Komandan Batalyon Latihan SPPI KDKMP dan KNMP di Brigif 1 Marinir Cilandak Letkol (Mar) Agus Mutaqin menjelaskan peserta dengan kondisi kesehatan tertentu akan dipisahkan sejak awal berdasarkan hasil pemeriksaan medis sebelum pelatihan dimulai.
“Yang memiliki riwayat kronis atau sakit berat kita pisahkan sampai dengan tingkat peleton dan kompi. Supaya kegiatan-kegiatan di lapangan yang berkaitan dengan fisik tidak kita ikutkan,” kata Agus di Markas Marinir Cilandak, Jakarta, Kamis.
Data kesehatan peserta sudah dikantongi panitia sehingga pelatih bisa menyesuaikan jenis kegiatan yang diikuti masing-masing orang. Mereka yang tidak memungkinkan mengikuti aktivitas fisik tetap mendapat materi pembelajaran di dalam kelas.
Sementara itu, peserta yang mengikuti kegiatan lapangan tetap menjalani rangkaian latihan seperti apel pagi hingga latihan baris berbaris. Beberapa materi dasar kemiliteran juga tetap diberikan sebagai pembentukan disiplin.
Agus menyebut latihan menembak juga menjadi bagian dari program, yang dijadwalkan pada minggu ketiga menggunakan fasilitas yang sudah disiapkan oleh Marinir.

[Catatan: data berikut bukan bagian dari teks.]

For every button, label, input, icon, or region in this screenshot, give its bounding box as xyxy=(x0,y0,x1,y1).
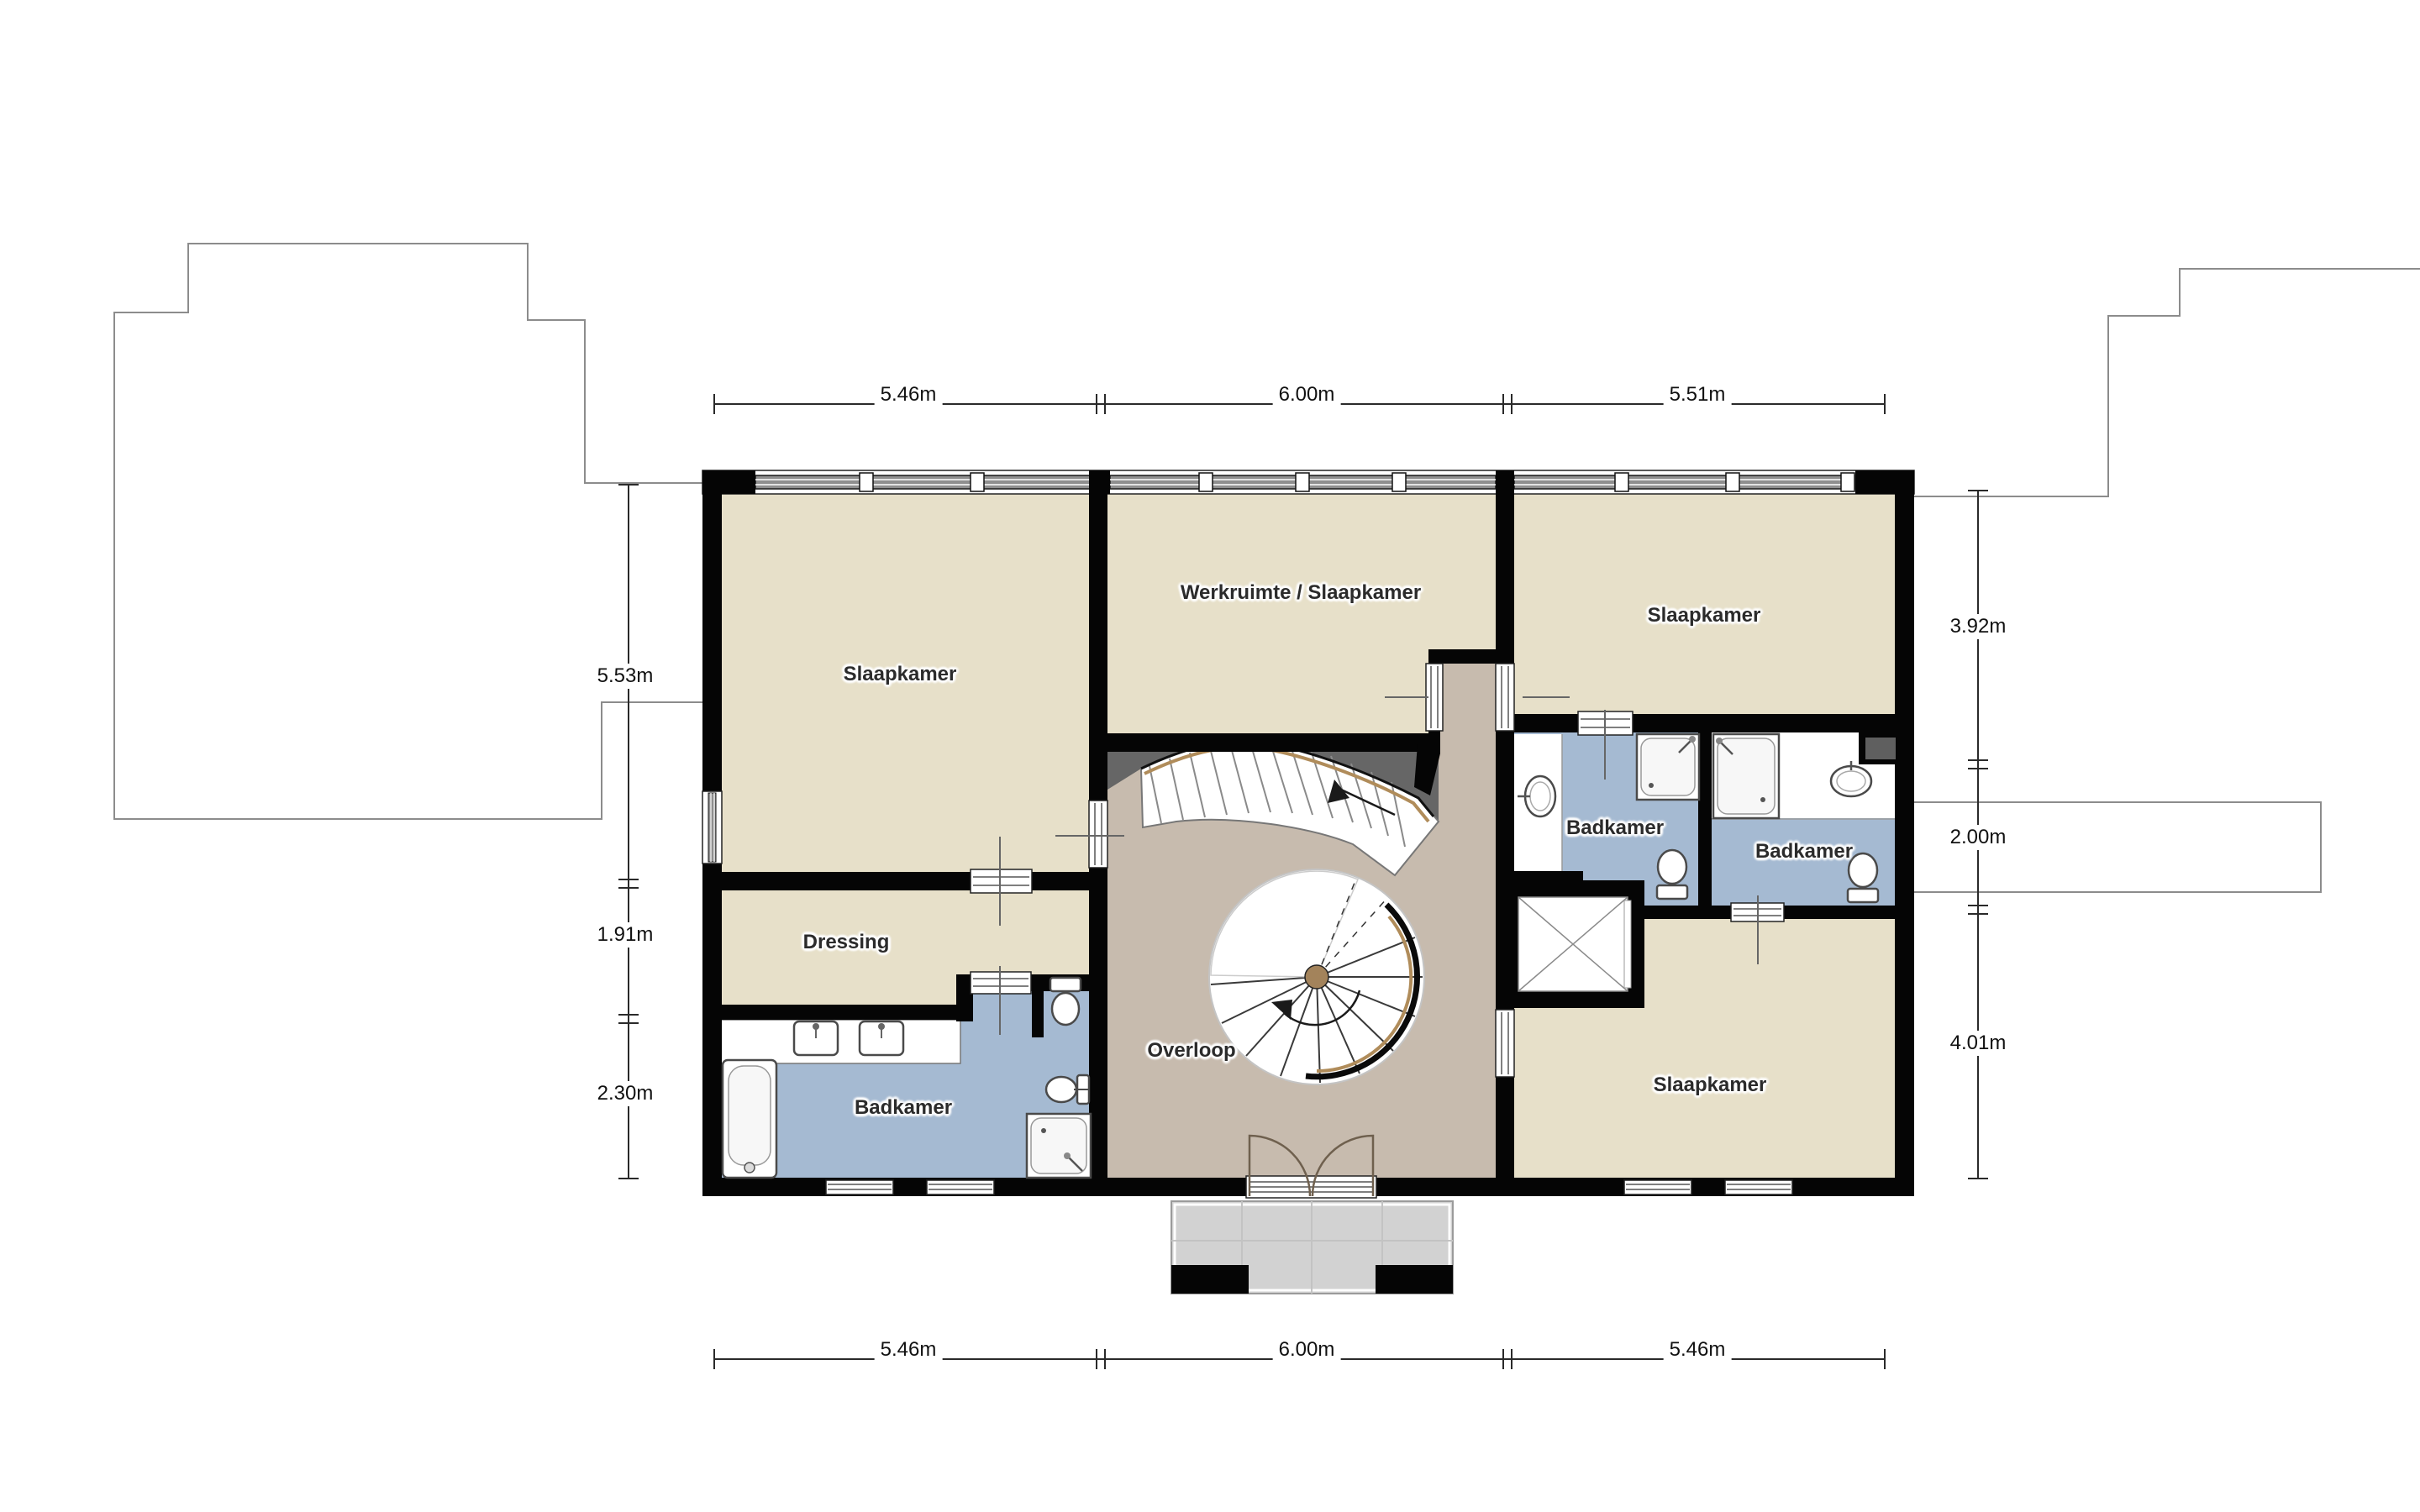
window-bottom-4 xyxy=(1725,1180,1792,1194)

“Termasuk nanti di minggu ketiga kita akan melatih menembak perorangan di lapangan yang sudah kita siapkan. Jadi mereka punya dasar-dasar militer yang sekiranya bisa buat bekal dalam menuju penugasan berikutnya,” ujarnya.
Ia menegaskan seluruh rangkaian latsarmil sejauh ini berjalan aman dan kondusif. Pihaknya berharap program ini dapat selesai dengan baik dan memberikan manfaat bagi para peserta.
Sebanyak 674 peserta SPPI mengikuti pendidikan latsarmil selama sekitar satu setengah bulan di Markas Pasmar I Cilandak, Jakarta.
Mereka dibagi ke dalam beberapa kompi untuk mengikuti pelatihan dasar yang menekankan disiplin, nasionalisme, serta kesiapan kerja dalam pengelolaan Koperasi Desa Merah Putih.